Le 100 migliori cantine d’Italia Secondo la “bibbia” americana ... La città è Verona, le cantine sono tra le migliori d’Italia. L’evento ha un nome straniero, OperaWine, un richiamo all’Arena. Straniero è anche il gruppo che ha scelto i 100 produttori. E la redazione di Wine spectator, la rivista più influente nel mondo del vino. La lista è alla terza edizione. Sarà presentata al Palazzo della Gran Guardia, il 5 aprile, sarà l’evento che precederà l’apertura di Vinitaly, storica fiera del nostro vino. OperaWine è l’incontro tra 500 importatori e esperti soprattutto dall’estero e i 100 produttori con il loro vino-bandiera, quello destinato al mercato internazionale. Il vino d’Italia da far viaggiare nel mondo. Quello dei grandi e quello dei piccoli vignaioli e della loro sapienza artigianale.
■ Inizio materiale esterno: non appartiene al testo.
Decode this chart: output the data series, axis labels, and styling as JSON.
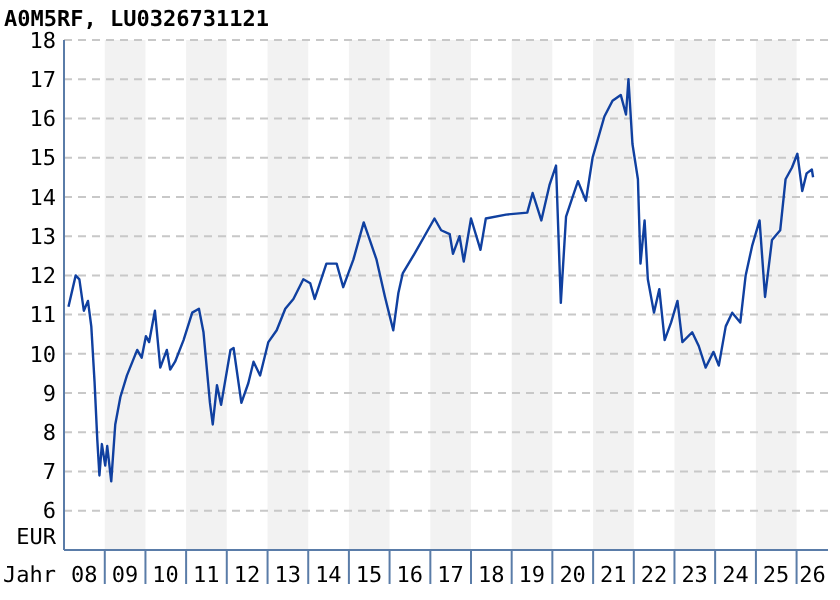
{
  "chart_data": {
    "type": "line",
    "title": "A0M5RF, LU0326731121",
    "xlabel": "Jahr",
    "ylabel": "EUR",
    "xlim": [
      "2008-01-01",
      "2026-10-10"
    ],
    "ylim": [
      5,
      18
    ],
    "xticks": [
      {
        "value": "2008-07-01",
        "label": "08"
      },
      {
        "value": "2009-07-01",
        "label": "09"
      },
      {
        "value": "2010-07-01",
        "label": "10"
      },
      {
        "value": "2011-07-01",
        "label": "11"
      },
      {
        "value": "2012-07-01",
        "label": "12"
      },
      {
        "value": "2013-07-01",
        "label": "13"
      },
      {
        "value": "2014-07-01",
        "label": "14"
      },
      {
        "value": "2015-07-01",
        "label": "15"
      },
      {
        "value": "2016-07-01",
        "label": "16"
      },
      {
        "value": "2017-07-01",
        "label": "17"
      },
      {
        "value": "2018-07-01",
        "label": "18"
      },
      {
        "value": "2019-07-01",
        "label": "19"
      },
      {
        "value": "2020-07-01",
        "label": "20"
      },
      {
        "value": "2021-07-01",
        "label": "21"
      },
      {
        "value": "2022-07-01",
        "label": "22"
      },
      {
        "value": "2023-07-01",
        "label": "23"
      },
      {
        "value": "2024-07-01",
        "label": "24"
      },
      {
        "value": "2025-07-01",
        "label": "25"
      },
      {
        "value": "2026-05-25",
        "label": "26"
      }
    ],
    "yticks": [
      6,
      7,
      8,
      9,
      10,
      11,
      12,
      13,
      14,
      15,
      16,
      17,
      18
    ],
    "grid": "y",
    "marker": "none",
    "line_style": "solid",
    "bands": [
      {
        "axis": "x",
        "from": "2009-01-01",
        "to": "2010-01-01",
        "color": "#f2f2f2"
      },
      {
        "axis": "x",
        "from": "2011-01-01",
        "to": "2012-01-01",
        "color": "#f2f2f2"
      },
      {
        "axis": "x",
        "from": "2013-01-01",
        "to": "2014-01-01",
        "color": "#f2f2f2"
      },
      {
        "axis": "x",
        "from": "2015-01-01",
        "to": "2016-01-01",
        "color": "#f2f2f2"
      },
      {
        "axis": "x",
        "from": "2017-01-01",
        "to": "2018-01-01",
        "color": "#f2f2f2"
      },
      {
        "axis": "x",
        "from": "2019-01-01",
        "to": "2020-01-01",
        "color": "#f2f2f2"
      },
      {
        "axis": "x",
        "from": "2021-01-01",
        "to": "2022-01-01",
        "color": "#f2f2f2"
      },
      {
        "axis": "x",
        "from": "2023-01-01",
        "to": "2024-01-01",
        "color": "#f2f2f2"
      },
      {
        "axis": "x",
        "from": "2025-01-01",
        "to": "2026-01-01",
        "color": "#f2f2f2"
      }
    ],
    "series": [
      {
        "color": "#1040a0",
        "x": [
          "2008-02-10",
          "2008-04-15",
          "2008-05-18",
          "2008-06-27",
          "2008-08-03",
          "2008-09-02",
          "2008-10-01",
          "2008-10-26",
          "2008-11-14",
          "2008-12-06",
          "2009-01-05",
          "2009-01-23",
          "2009-02-28",
          "2009-04-05",
          "2009-05-21",
          "2009-07-19",
          "2009-10-19",
          "2009-11-28",
          "2010-01-05",
          "2010-02-03",
          "2010-03-27",
          "2010-05-14",
          "2010-07-12",
          "2010-08-11",
          "2010-09-24",
          "2010-12-09",
          "2011-02-25",
          "2011-04-26",
          "2011-06-06",
          "2011-08-03",
          "2011-08-28",
          "2011-10-05",
          "2011-11-11",
          "2011-12-20",
          "2012-02-03",
          "2012-03-02",
          "2012-05-11",
          "2012-07-12",
          "2012-08-28",
          "2012-10-26",
          "2013-01-08",
          "2013-03-24",
          "2013-06-09",
          "2013-08-21",
          "2013-11-18",
          "2014-01-19",
          "2014-02-28",
          "2014-06-13",
          "2014-09-13",
          "2014-11-11",
          "2015-02-10",
          "2015-05-14",
          "2015-07-08",
          "2015-09-06",
          "2015-11-21",
          "2016-02-03",
          "2016-03-20",
          "2016-04-28",
          "2016-08-11",
          "2017-02-07",
          "2017-04-08",
          "2017-06-24",
          "2017-07-23",
          "2017-09-20",
          "2017-10-28",
          "2018-01-01",
          "2018-03-27",
          "2018-05-14",
          "2018-11-11",
          "2019-05-21",
          "2019-07-08",
          "2019-09-24",
          "2019-12-06",
          "2020-02-03",
          "2020-03-17",
          "2020-05-03",
          "2020-07-01",
          "2020-08-18",
          "2020-10-28",
          "2020-12-27",
          "2021-04-12",
          "2021-06-24",
          "2021-09-06",
          "2021-10-23",
          "2021-11-14",
          "2021-12-20",
          "2022-02-07",
          "2022-03-02",
          "2022-04-08",
          "2022-05-07",
          "2022-07-01",
          "2022-08-18",
          "2022-10-05",
          "2022-12-02",
          "2023-01-28",
          "2023-03-13",
          "2023-06-09",
          "2023-08-07",
          "2023-10-08",
          "2023-12-17",
          "2024-02-03",
          "2024-04-05",
          "2024-06-02",
          "2024-08-14",
          "2024-10-01",
          "2024-11-28",
          "2025-02-03",
          "2025-03-24",
          "2025-05-25",
          "2025-08-07",
          "2025-09-24",
          "2025-11-21",
          "2026-01-08",
          "2026-02-21",
          "2026-04-01",
          "2026-05-18",
          "2026-05-29"
        ],
        "values": [
          11.2,
          12.0,
          11.9,
          11.1,
          11.35,
          10.7,
          9.3,
          7.8,
          6.9,
          7.7,
          7.15,
          7.65,
          6.75,
          8.2,
          8.9,
          9.45,
          10.1,
          9.9,
          10.45,
          10.3,
          11.1,
          9.65,
          10.1,
          9.6,
          9.8,
          10.35,
          11.05,
          11.15,
          10.55,
          8.75,
          8.2,
          9.2,
          8.7,
          9.35,
          10.1,
          10.15,
          8.75,
          9.25,
          9.8,
          9.45,
          10.3,
          10.6,
          11.15,
          11.4,
          11.9,
          11.8,
          11.4,
          12.3,
          12.3,
          11.7,
          12.4,
          13.35,
          12.9,
          12.4,
          11.45,
          10.6,
          11.55,
          12.05,
          12.55,
          13.45,
          13.15,
          13.05,
          12.55,
          13.0,
          12.35,
          13.45,
          12.65,
          13.45,
          13.55,
          13.6,
          14.1,
          13.4,
          14.3,
          14.8,
          11.3,
          13.5,
          14.0,
          14.4,
          13.9,
          15.0,
          16.05,
          16.45,
          16.6,
          16.1,
          17.0,
          15.35,
          14.45,
          12.3,
          13.4,
          11.9,
          11.05,
          11.65,
          10.35,
          10.8,
          11.35,
          10.3,
          10.55,
          10.2,
          9.65,
          10.05,
          9.7,
          10.7,
          11.05,
          10.8,
          12.0,
          12.75,
          13.4,
          11.45,
          12.9,
          13.15,
          14.45,
          14.75,
          15.1,
          14.15,
          14.6,
          14.7,
          14.5
        ]
      }
    ]
  }
}
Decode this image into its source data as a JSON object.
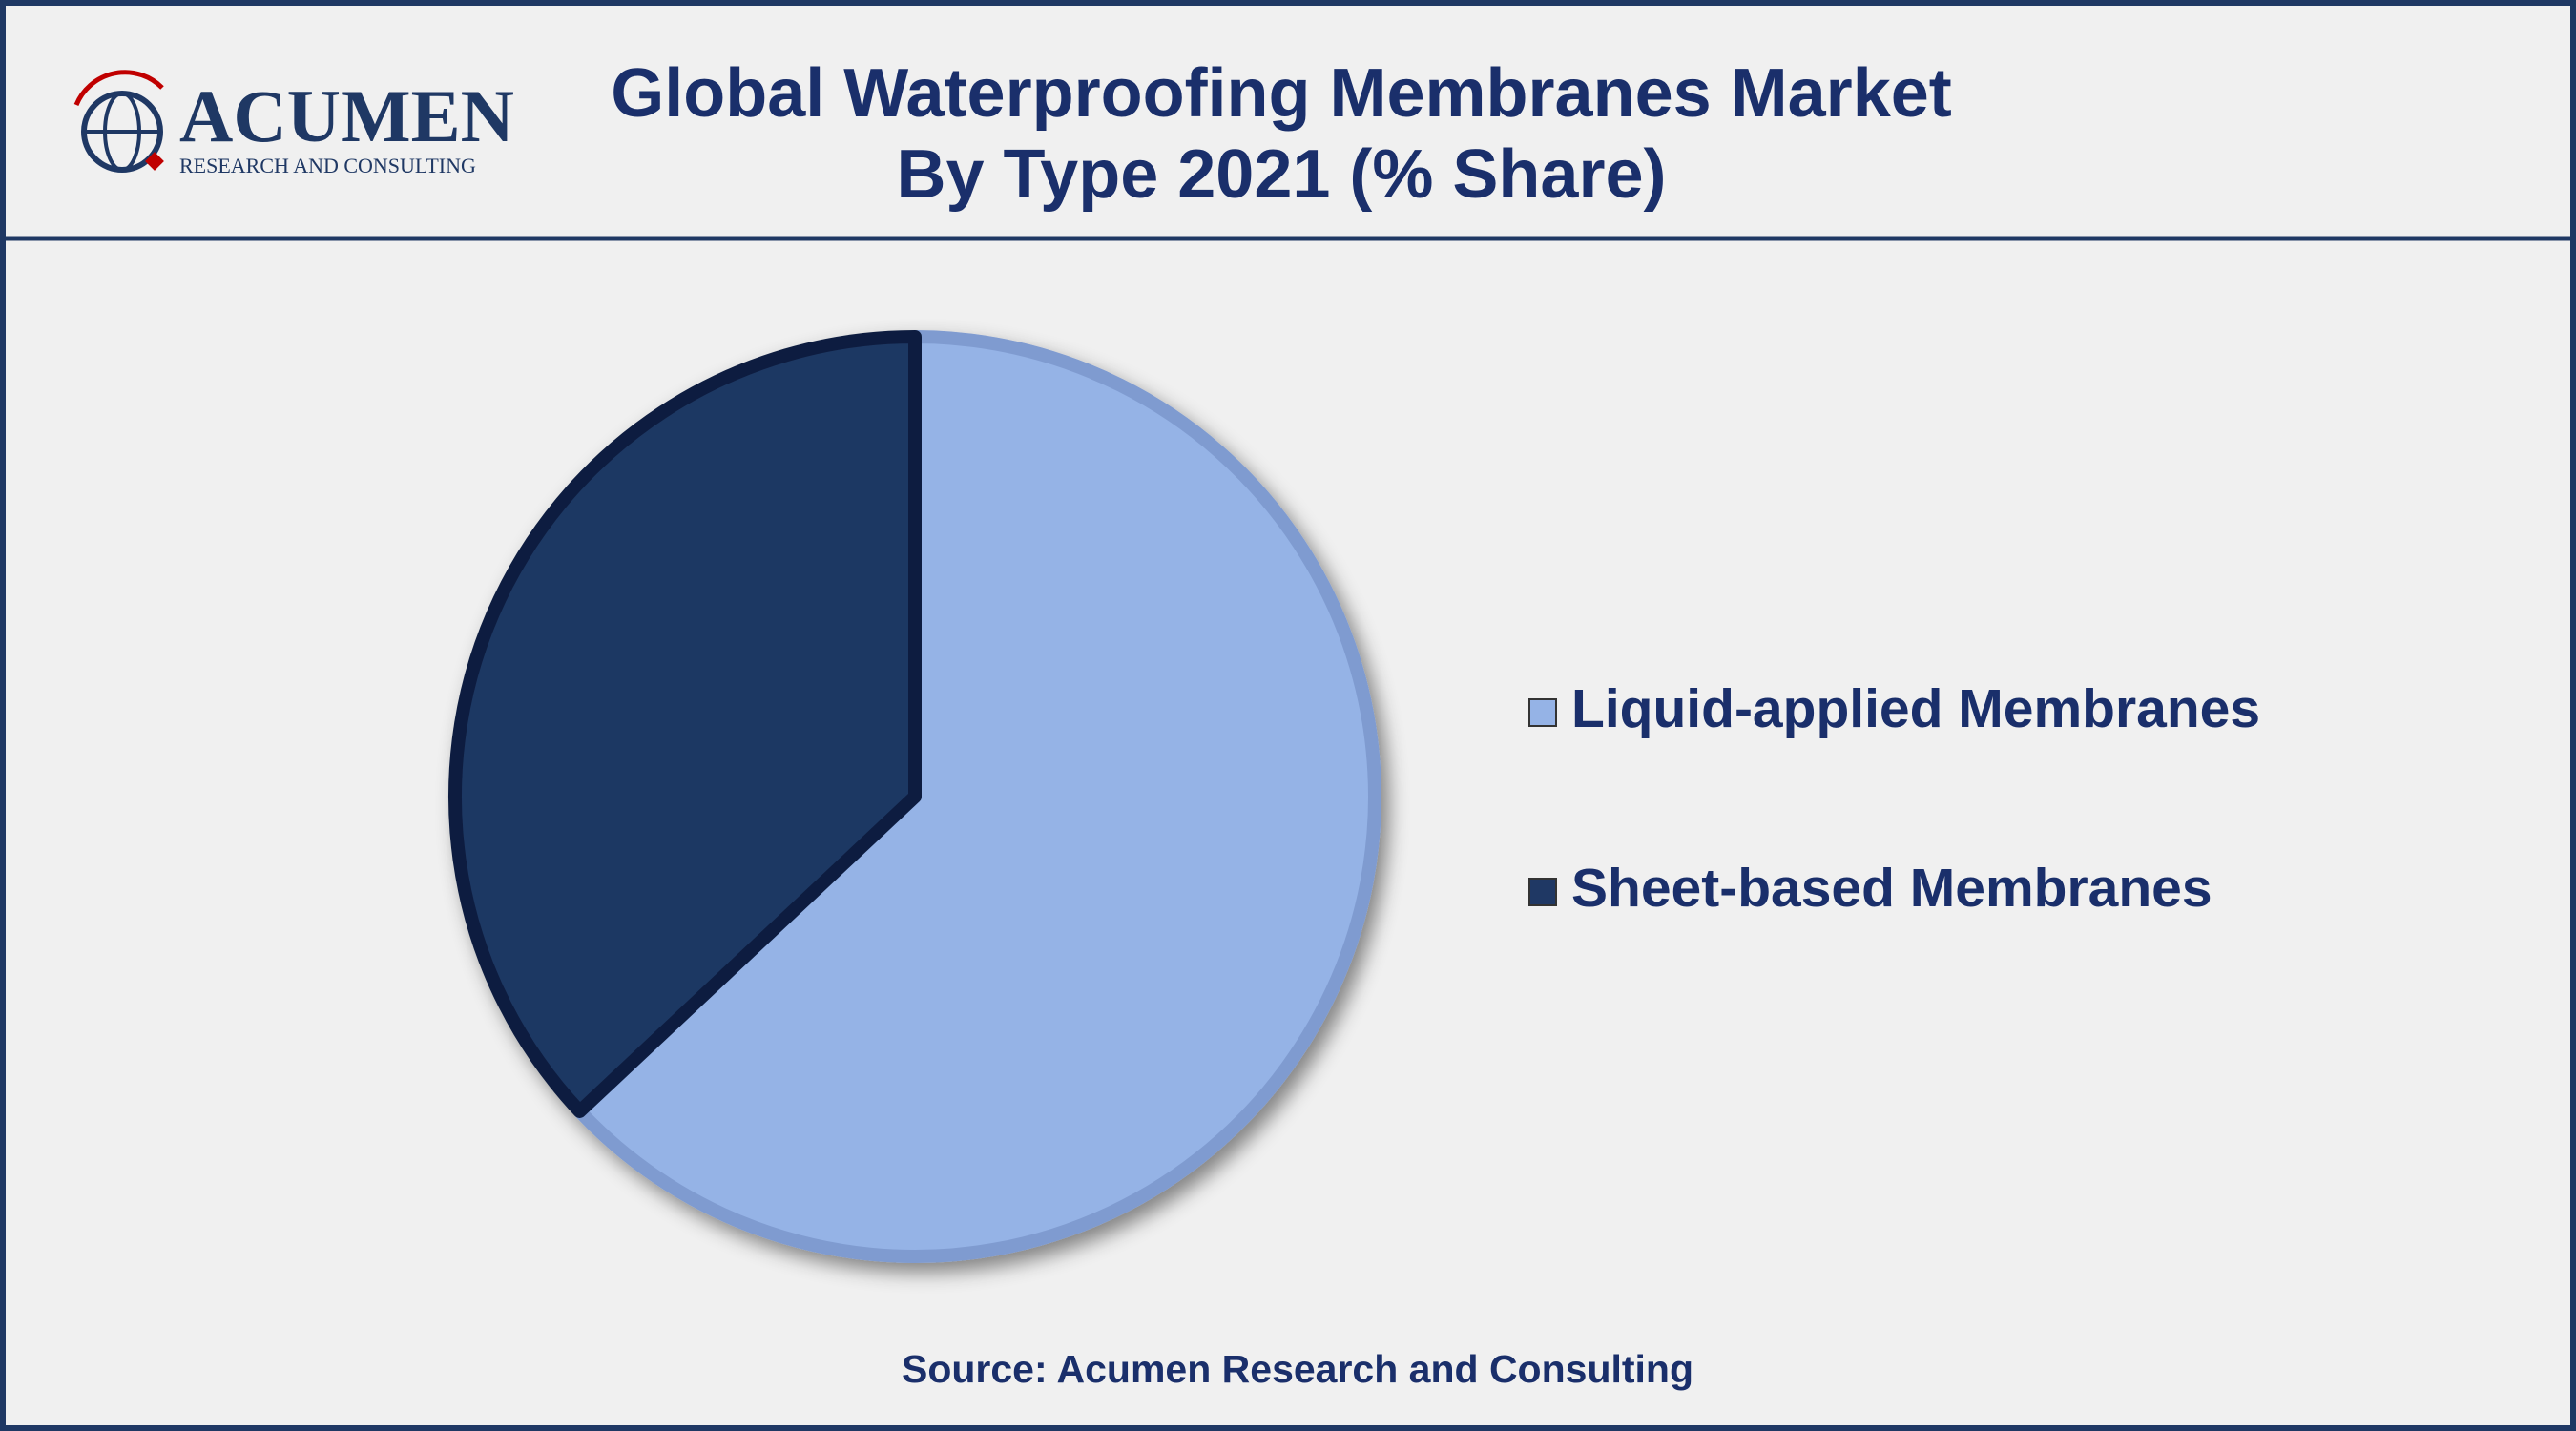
{
  "logo": {
    "name": "ACUMEN",
    "tagline": "RESEARCH AND CONSULTING"
  },
  "chart_data": {
    "type": "pie",
    "title": [
      "Global Waterproofing Membranes Market",
      "By Type 2021 (% Share)"
    ],
    "categories": [
      "Liquid-applied Membranes",
      "Sheet-based Membranes"
    ],
    "values": [
      63,
      37
    ],
    "colors": [
      "#95b3e6",
      "#1f3864"
    ],
    "legend": "right",
    "source": "Source: Acumen Research and Consulting"
  }
}
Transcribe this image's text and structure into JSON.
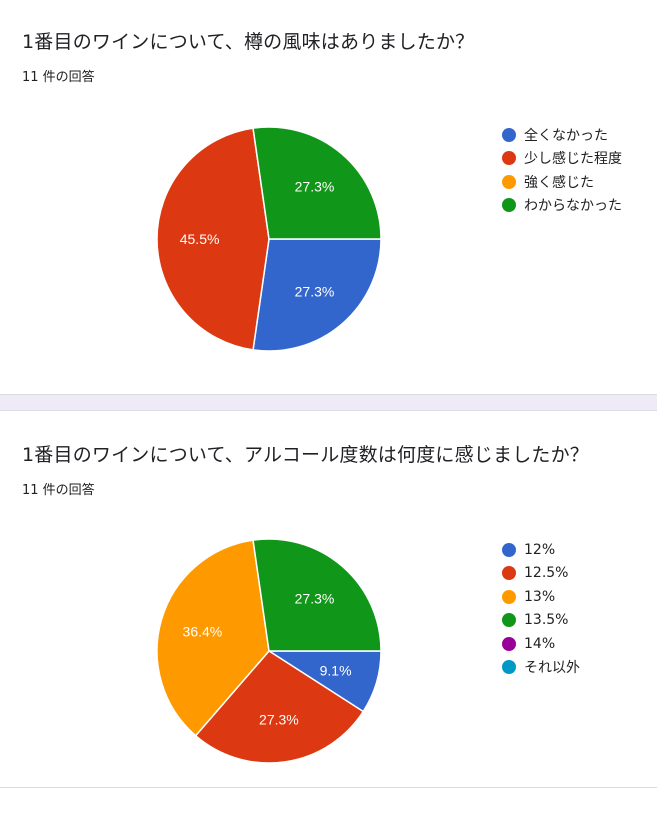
{
  "questions": [
    {
      "title": "1番目のワインについて、樽の風味はありましたか？",
      "count": "11 件の回答"
    },
    {
      "title": "1番目のワインについて、アルコール度数は何度に感じましたか？",
      "count": "11 件の回答"
    }
  ],
  "chart_data": [
    {
      "type": "pie",
      "categories": [
        "全くなかった",
        "少し感じた程度",
        "強く感じた",
        "わからなかった"
      ],
      "values": [
        27.3,
        45.5,
        0,
        27.3
      ],
      "data_labels": [
        "27.3%",
        "45.5%",
        "",
        "27.3%"
      ],
      "colors": [
        "#3366cc",
        "#dc3912",
        "#ff9900",
        "#109618"
      ],
      "legend": "right"
    },
    {
      "type": "pie",
      "categories": [
        "12%",
        "12.5%",
        "13%",
        "13.5%",
        "14%",
        "それ以外"
      ],
      "values": [
        9.1,
        27.3,
        36.4,
        27.3,
        0,
        0
      ],
      "data_labels": [
        "9.1%",
        "27.3%",
        "36.4%",
        "27.3%",
        "",
        ""
      ],
      "colors": [
        "#3366cc",
        "#dc3912",
        "#ff9900",
        "#109618",
        "#990099",
        "#0099c6"
      ],
      "legend": "right"
    }
  ]
}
Quando la Napa Valley non era l’attuale eldorado, gli italiani d’America bevevano vino fatto in casa. “Per piccolo che fosse il cortile, là dietro, c’era delle piante di pomodoro, e una vite e un pero, e in ogni famiglia c’era sempre un nonno. Era lui che aveva fatto il vino”. Come racconta Phllip Roth in “Pastorale americana” (Einaudi) prima del vino esportabile c’era il vino faldate. Nel romanzo compare un anziano napoletano (“di cui dicevano che aveva cent’anni e che aveva fatto i guanti per la regina d’Italia”), che sbordava pelli con maestria artigianale, meravigliando l’uomo d’affari che lo pagava pochi dollari ma lo definiva “genio”, spiegando che “l’italiano è sempre più artistico nella sua concezione”. Più di mezzo secolo dopo manualità e creatività sono più vive che mai nel vino(e nel cibo) tricolore. Che, però, è sempre meno bevuto dagli italiani,(38 litri l’anno a testa, negli anni 70 il triplo). Le bottiglie finiscono soprattutto negli Stati Uniti (1,2 miliardi di dollari importato, più di ogni altro Paese). OperaWine, quindi, è la vetrina delle nostre vigne secondo il gusto americano. Per vendere in America (e altrove) quello che non si vende più qui.
Chi sarà esposto, quest’anno, in vetrina? Le famiglie storiche: Antinori, Frescobaldi, Ricasoli. Gli “ambasciatori” già noti da tempo sul mercato mondiale: Angelo Gaja e altri piemontesi come Bruno Giacosa, i Bologna della Barbera di Braida, i Ceretto e i Mascarello del Barolo, i Lunelli delle Cantine Ferrari, i Moretti della Franciacorta (Bellavista) con Maurizio Zanella (Ca’del Bosco), i veneti dell’Amarone e del Prosecco. L’armata toscana: il gruppone del Brunello (da Altesino a Valdicava), i chiantigiani e i loro castelli (Ama, Fonteruoli, Volpaia e Castellare di Castellina), gli alfieri di Boigheri e dei SuperTuscan con in testa Mario Incisa, l’uomo dl Sassicaia. Gli umbri Lungarotti, i Mastroberardino del Taurasi irpino, i Librandi del Cirò calabrese, i sardi Argiolas con i loro Cannonau, i Tasca d’Almerita con il primo vino siciliano a varcare i confini, il Rosso del conte. I classici, insomma. Ma non solo. Gli americani sono cambiati, spiega Tom Matthews, executive editor di Wine Spectator: “Hanno capito che l’Italia può produrre grandi vini, e sono disposti a pagarne il valore. Ma hanno anche cominciato a esplorare l’Italia, alla ricerca di Vitigni autoctoni e stili tradizionali: i bianchi dell’Alto Adige, il vero Lambrusco, i rossi e i bianchi siciliani, il grande Aglianico del Sud”. L’idea dell’anno, secondo Matthews “è di valorizzare anche le cantine più piccole delle regioni meno conosciute. Se i viticoltori rispettano le loro radici, scelgono vitigni autoctoni, lavorano in modo artigianale, i vini italiani troveranno consumatori entusiasti negli Stati Uniti”. Nella nuova lista dei 100, che sarà presentata da Wine Spectator assieme al direttore di Veronafiera Giovanni Mantovani e a Stevie Kim, animatrice di Vinitaly international, ci sono sei debutti. Da Taranto, Gianfranco Fino, super premiato con il suo Es, Primitivo freudiano. Mamete Prevostini, con il Nebbiolo della Valtellina. Gregorio Lillo Odoardi, calabrese, con un uvaggio rosso dedicato al fondatore Giovan Battista. E ancora: dalle Marche Aldo Brachetti Peretti e il suo Pollenza. I nipoti di Donato D’Angelo, fondatore di Tenuta del Portale e interprete, dalla Basilicata, dell’Aglianico. Infine Agricola Punica, in Sardegna, dove si sente la mano di Incisa. Dopo decenni, altro vino italiano per gli Usa, in qualche caso artigianale, diverso da quello narrato da Philip Roth. Ma che contiene lo stesso “genio italiano”.